La bizzarra costellazione è presto destinata ad implodere: in un gelido e soleggiato mattino invernale Akram, stanca delle umiliazioni fino a quel momento subite, prende pericolosamente l’iniziativa e si ribella, gettando Emad giù dal tetto. Dall’istante della rivolta in avanti, gli avvenimenti iniziano ad accatastarsi l’uno sull’altro, componendo panorami sempre più grotteschi e surreali: Azar accorre, preoccupata, e chiede al fratello morente di indicargli dove gli faccia male. Nessuno chiama un’ambulanza. Azar e Akram trasportano faticosamente il moribondo in salotto, poi in cucina, poi decidono di nasconderlo sotto il piano cottura – il tutto sbuffando e ansimando dalla fatica. Il fardello del recente lutto sembra gravare più sulle loro braccia che non sulla loro coscienza e, con stravagante freddezza, le due complici scavano una buca in giardino. Poi cambiando idea e la richiudono. Salgono in macchina e decidono di compiere un ultimo viaggio verso la palude di Hoz-e Soltan, desolata terra di nessuno in cui, prima della Rivoluzione, il regime annegava i dissidenti: il posto perfetto per far sparire un peso emotivo divenuto ormai fin troppo ingombrante. Così Azar si apre un pertugio fra il ghiaccio salato e ci inserisce il fagotto, facendolo colare a picco. Akram, ancora una volta, esegue gli ordini altrui come una marionetta vuota.

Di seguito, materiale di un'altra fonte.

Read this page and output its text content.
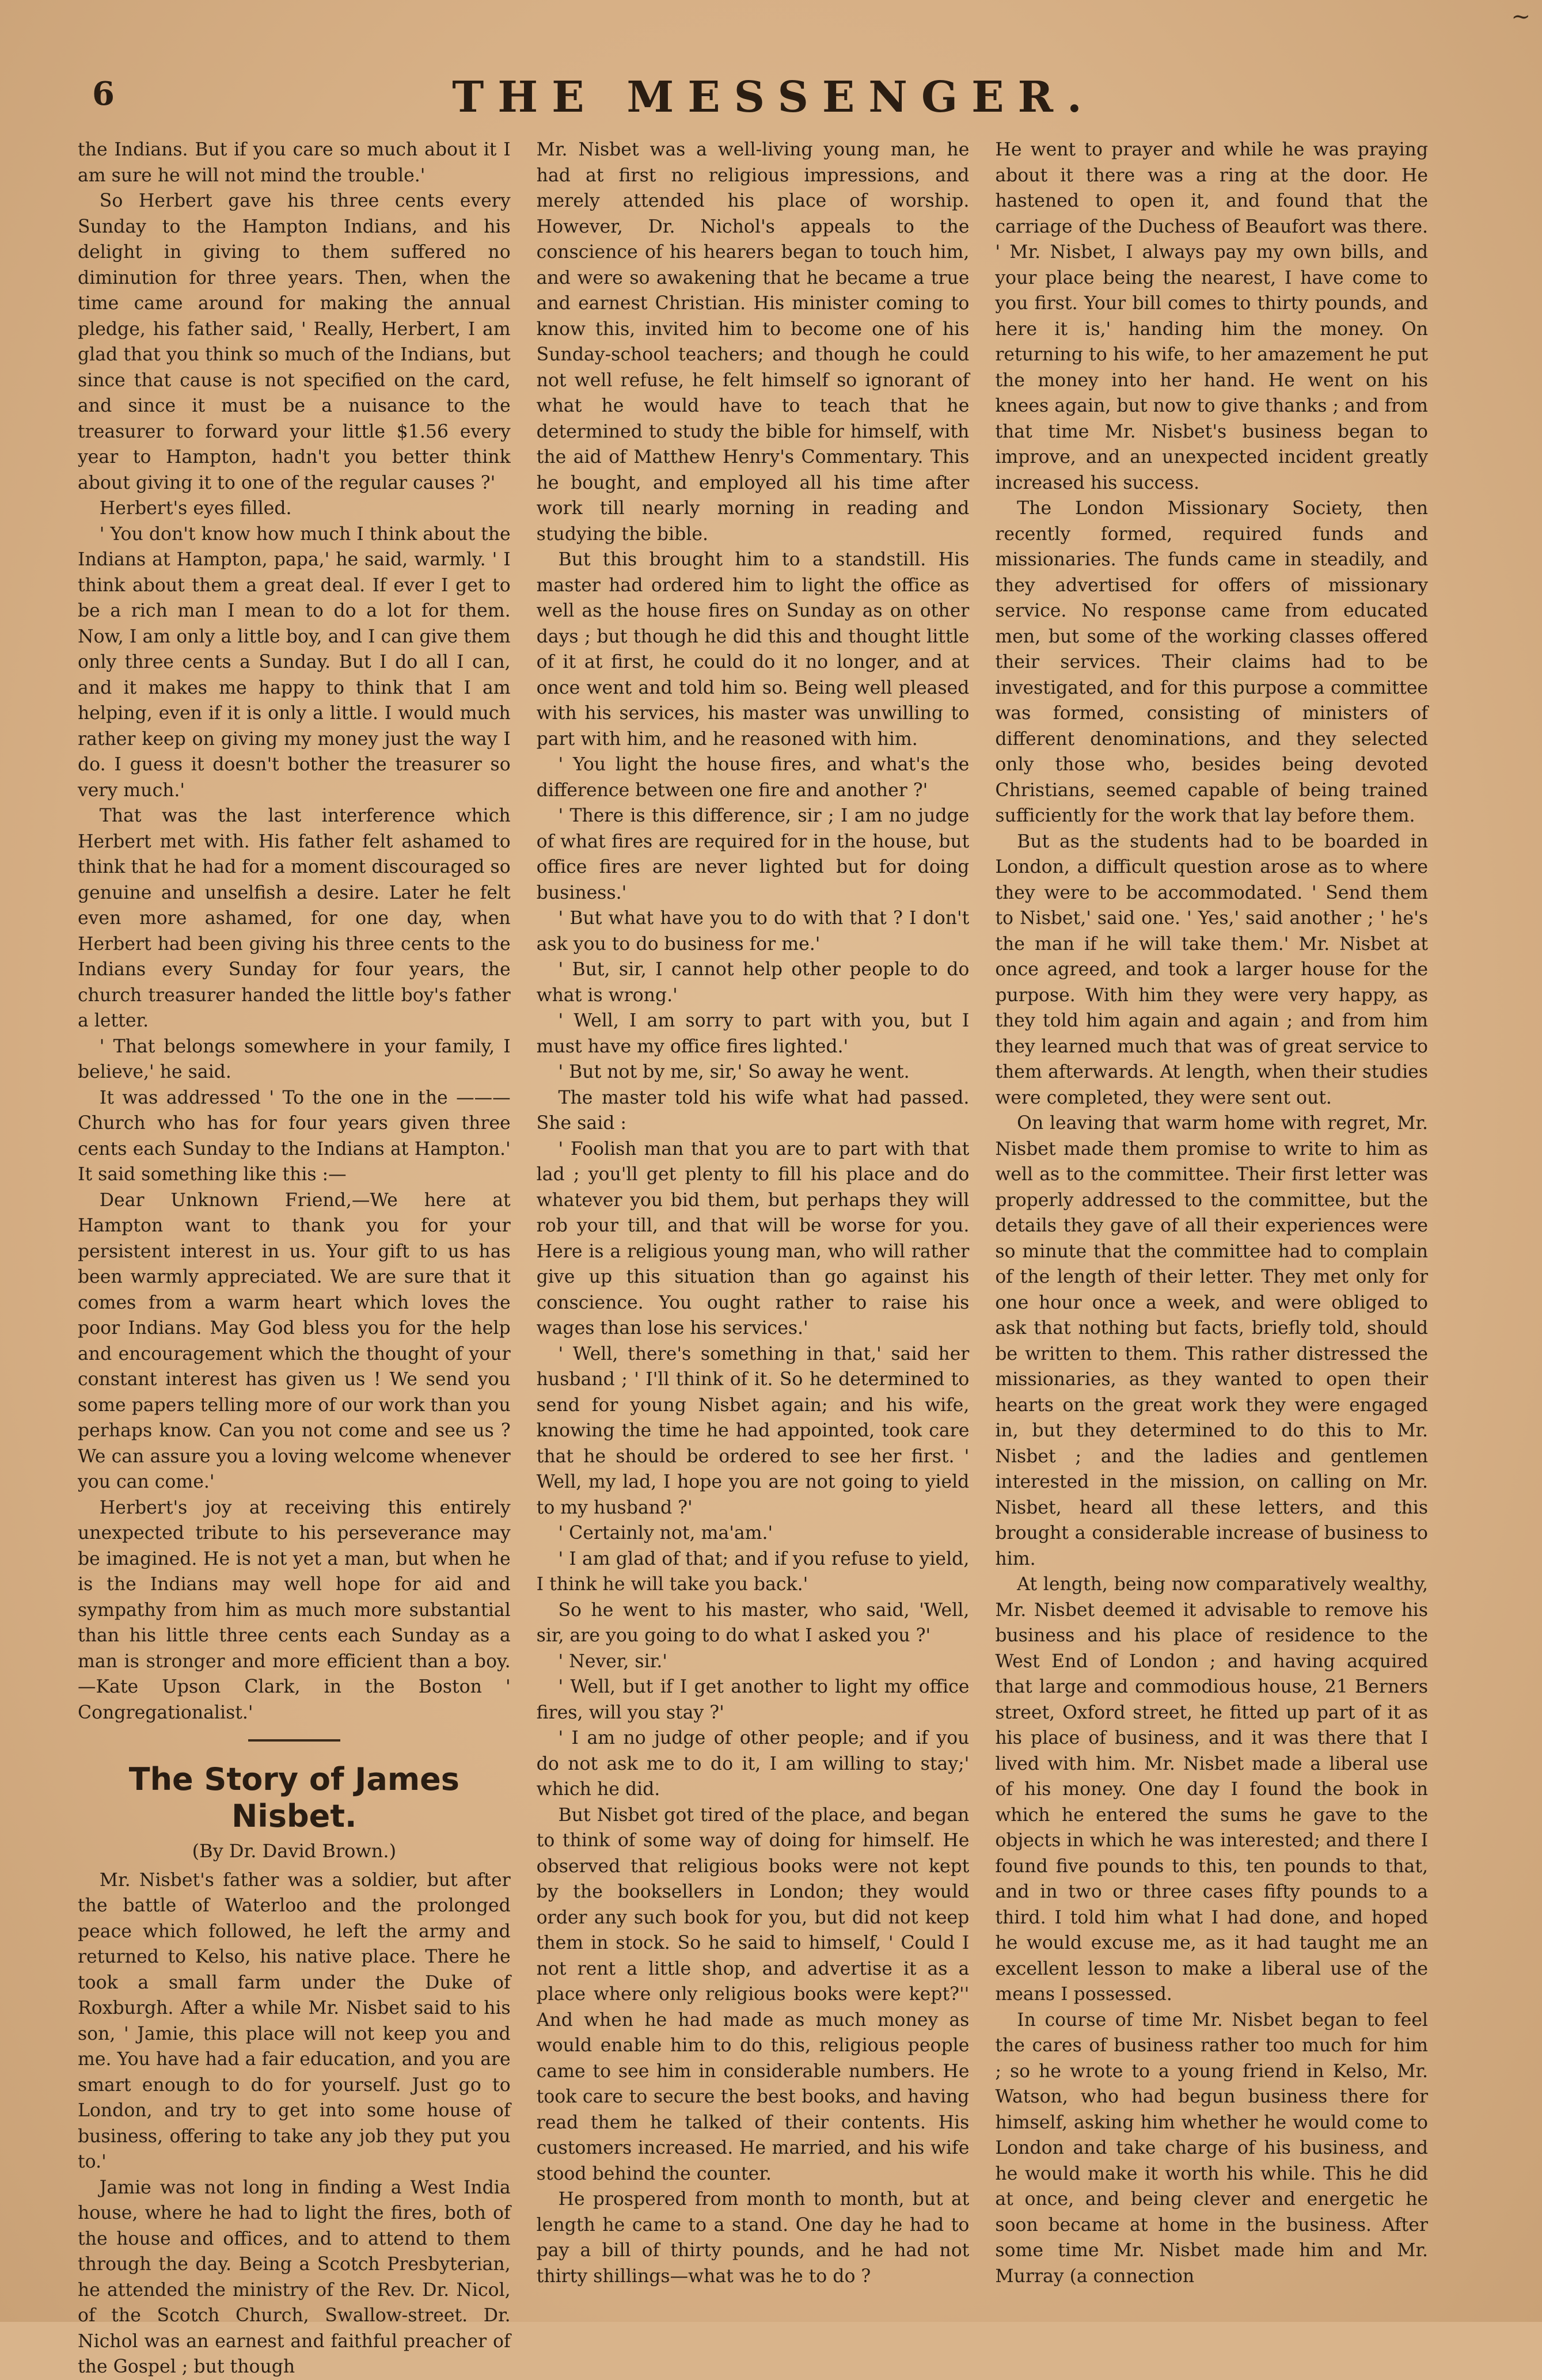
6	THE MESSENGER.
~

the Indians. But if you care so much about it I am sure he will not mind the trouble.'

So Herbert gave his three cents every Sunday to the Hampton Indians, and his delight in giving to them suffered no diminution for three years. Then, when the time came around for making the annual pledge, his father said, ' Really, Herbert, I am glad that you think so much of the Indians, but since that cause is not specified on the card, and since it must be a nuisance to the treasurer to forward your little $1.56 every year to Hampton, hadn't you better think about giving it to one of the regular causes ?'

Herbert's eyes filled.

' You don't know how much I think about the Indians at Hampton, papa,' he said, warmly. ' I think about them a great deal. If ever I get to be a rich man I mean to do a lot for them. Now, I am only a little boy, and I can give them only three cents a Sunday. But I do all I can, and it makes me happy to think that I am helping, even if it is only a little. I would much rather keep on giving my money just the way I do. I guess it doesn't bother the treasurer so very much.'

That was the last interference which Herbert met with. His father felt ashamed to think that he had for a moment discouraged so genuine and unselfish a desire. Later he felt even more ashamed, for one day, when Herbert had been giving his three cents to the Indians every Sunday for four years, the church treasurer handed the little boy's father a letter.

' That belongs somewhere in your family, I believe,' he said.

It was addressed ' To the one in the ——— Church who has for four years given three cents each Sunday to the Indians at Hampton.' It said something like this :—

Dear Unknown Friend,—We here at Hampton want to thank you for your persistent interest in us. Your gift to us has been warmly appreciated. We are sure that it comes from a warm heart which loves the poor Indians. May God bless you for the help and encouragement which the thought of your constant interest has given us ! We send you some papers telling more of our work than you perhaps know. Can you not come and see us ? We can assure you a loving welcome whenever you can come.'

Herbert's joy at receiving this entirely unexpected tribute to his perseverance may be imagined. He is not yet a man, but when he is the Indians may well hope for aid and sympathy from him as much more substantial than his little three cents each Sunday as a man is stronger and more efficient than a boy.—Kate Upson Clark, in the Boston ' Congregationalist.'

The Story of James Nisbet.
(By Dr. David Brown.)

Mr. Nisbet's father was a soldier, but after the battle of Waterloo and the prolonged peace which followed, he left the army and returned to Kelso, his native place. There he took a small farm under the Duke of Roxburgh. After a while Mr. Nisbet said to his son, ' Jamie, this place will not keep you and me. You have had a fair education, and you are smart enough to do for yourself. Just go to London, and try to get into some house of business, offering to take any job they put you to.'

Jamie was not long in finding a West India house, where he had to light the fires, both of the house and offices, and to attend to them through the day. Being a Scotch Presbyterian, he attended the ministry of the Rev. Dr. Nicol, of the Scotch Church, Swallow-street. Dr. Nichol was an earnest and faithful preacher of the Gospel ; but though

Mr. Nisbet was a well-living young man, he had at first no religious impressions, and merely attended his place of worship. However, Dr. Nichol's appeals to the conscience of his hearers began to touch him, and were so awakening that he became a true and earnest Christian. His minister coming to know this, invited him to become one of his Sunday-school teachers; and though he could not well refuse, he felt himself so ignorant of what he would have to teach that he determined to study the bible for himself, with the aid of Matthew Henry's Commentary. This he bought, and employed all his time after work till nearly morning in reading and studying the bible.

But this brought him to a standstill. His master had ordered him to light the office as well as the house fires on Sunday as on other days ; but though he did this and thought little of it at first, he could do it no longer, and at once went and told him so. Being well pleased with his services, his master was unwilling to part with him, and he reasoned with him.

' You light the house fires, and what's the difference between one fire and another ?'

' There is this difference, sir ; I am no judge of what fires are required for in the house, but office fires are never lighted but for doing business.'

' But what have you to do with that ? I don't ask you to do business for me.'

' But, sir, I cannot help other people to do what is wrong.'

' Well, I am sorry to part with you, but I must have my office fires lighted.'

' But not by me, sir,' So away he went.

The master told his wife what had passed. She said :

' Foolish man that you are to part with that lad ; you'll get plenty to fill his place and do whatever you bid them, but perhaps they will rob your till, and that will be worse for you. Here is a religious young man, who will rather give up this situation than go against his conscience. You ought rather to raise his wages than lose his services.'

' Well, there's something in that,' said her husband ; ' I'll think of it. So he determined to send for young Nisbet again; and his wife, knowing the time he had appointed, took care that he should be ordered to see her first. ' Well, my lad, I hope you are not going to yield to my husband ?'

' Certainly not, ma'am.'

' I am glad of that; and if you refuse to yield, I think he will take you back.'

So he went to his master, who said, 'Well, sir, are you going to do what I asked you ?'

' Never, sir.'

' Well, but if I get another to light my office fires, will you stay ?'

' I am no judge of other people; and if you do not ask me to do it, I am willing to stay;' which he did.

But Nisbet got tired of the place, and began to think of some way of doing for himself. He observed that religious books were not kept by the booksellers in London; they would order any such book for you, but did not keep them in stock. So he said to himself, ' Could I not rent a little shop, and advertise it as a place where only religious books were kept?'' And when he had made as much money as would enable him to do this, religious people came to see him in considerable numbers. He took care to secure the best books, and having read them he talked of their contents. His customers increased. He married, and his wife stood behind the counter.

He prospered from month to month, but at length he came to a stand. One day he had to pay a bill of thirty pounds, and he had not thirty shillings—what was he to do ?

He went to prayer and while he was praying about it there was a ring at the door. He hastened to open it, and found that the carriage of the Duchess of Beaufort was there. ' Mr. Nisbet, I always pay my own bills, and your place being the nearest, I have come to you first. Your bill comes to thirty pounds, and here it is,' handing him the money. On returning to his wife, to her amazement he put the money into her hand. He went on his knees again, but now to give thanks ; and from that time Mr. Nisbet's business began to improve, and an unexpected incident greatly increased his success.

The London Missionary Society, then recently formed, required funds and missionaries. The funds came in steadily, and they advertised for offers of missionary service. No response came from educated men, but some of the working classes offered their services. Their claims had to be investigated, and for this purpose a committee was formed, consisting of ministers of different denominations, and they selected only those who, besides being devoted Christians, seemed capable of being trained sufficiently for the work that lay before them.

But as the students had to be boarded in London, a difficult question arose as to where they were to be accommodated. ' Send them to Nisbet,' said one. ' Yes,' said another ; ' he's the man if he will take them.' Mr. Nisbet at once agreed, and took a larger house for the purpose. With him they were very happy, as they told him again and again ; and from him they learned much that was of great service to them afterwards. At length, when their studies were completed, they were sent out.

On leaving that warm home with regret, Mr. Nisbet made them promise to write to him as well as to the committee. Their first letter was properly addressed to the committee, but the details they gave of all their experiences were so minute that the committee had to complain of the length of their letter. They met only for one hour once a week, and were obliged to ask that nothing but facts, briefly told, should be written to them. This rather distressed the missionaries, as they wanted to open their hearts on the great work they were engaged in, but they determined to do this to Mr. Nisbet ; and the ladies and gentlemen interested in the mission, on calling on Mr. Nisbet, heard all these letters, and this brought a considerable increase of business to him.

At length, being now comparatively wealthy, Mr. Nisbet deemed it advisable to remove his business and his place of residence to the West End of London ; and having acquired that large and commodious house, 21 Berners street, Oxford street, he fitted up part of it as his place of business, and it was there that I lived with him. Mr. Nisbet made a liberal use of his money. One day I found the book in which he entered the sums he gave to the objects in which he was interested; and there I found five pounds to this, ten pounds to that, and in two or three cases fifty pounds to a third. I told him what I had done, and hoped he would excuse me, as it had taught me an excellent lesson to make a liberal use of the means I possessed.

In course of time Mr. Nisbet began to feel the cares of business rather too much for him ; so he wrote to a young friend in Kelso, Mr. Watson, who had begun business there for himself, asking him whether he would come to London and take charge of his business, and he would make it worth his while. This he did at once, and being clever and energetic he soon became at home in the business. After some time Mr. Nisbet made him and Mr. Murray (a connection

Ma questa catena delle assurdità è appena all’inizio: tornate a casa, le protagoniste dovranno inscenare un alibi credibile – non tanto per amici e colleghi, quanto per loro stesse. La routine circostante rimane inalterata, le persone esibiscono un’indifferenza spietatamente innaturale, l’universo continua a girare come se nulla fosse. Emad non è mai esistito, il suo volto comincia a svanire dalla superficie dello schermo, la zavorra è stata affondata, i vestiti bruciati, in soggiorno non si sente più parlare tedesco. La serena e apatica imperturbabilità con cui un essere umano viene cancellato ci rimanda a scenari storici terrificanti: scenari ancora impressi in una memoria collettiva che, in un modo o nell’altro, torna sempre a galla. Akram, tuttavia, non ci sta e comincia nuovamente a ribellarsi – questa volta contro la sorella, trasformatasi in nuovo aguzzino. Il suo cammino verso l’emancipazione inizia proprio dal ricordo del fratello perduto, dalla sua (in gran parte ingiusta) nobilitazione, per poi sfociare in una violenza autodistruttiva che segnerà la fine di una vita esperita soltanto a metà.

Mescolando fra loro diverse sfumature formali e contenutistiche, Kaveh Mazaheri - regista sì debutante ma che sembra aver imparato alla perfezione gli insegnamenti della grande tradizione cinematografica del suo paese, da Abbas Kiarostami in poi - crea un quadro onirico dai contorni vaghi e, al tempo stesso, incredibilmente netti. Una tagliente e sarcastica insofferenza sembra regnare sovrana nei rapporti fra individuo e collettività: sullo sfondo di una Teheran da incubo ognuno viene divorato dall’impietosa realtà dei fatti che, come un veleno curativo, s’insinua fra le rughe del passato, distorcendolo in una maschera tragicomica, da Botox appunto. Sino ad oggi, una delle opere più belle del Concorso torinese.


CAST & CREDITS

Botox - Regia: Kaveh Mazaheri; sceneggiatura: Kaveh Mazaheri, Sepinood Najian; fotografia: Hamed Hosseini Sangari; montaggio: Pooyan Sholevar; interpreti: Susan Parvar (Akram), Mahdokht Molaei (Azar), Soroush Saeidi (Emad), Mohsen Kiani (Morteza), Morteza Khanjani (Saeid); produzione: Darvash Film, 3bros Film; origine: Iran, Canada 2020; durata: 97’.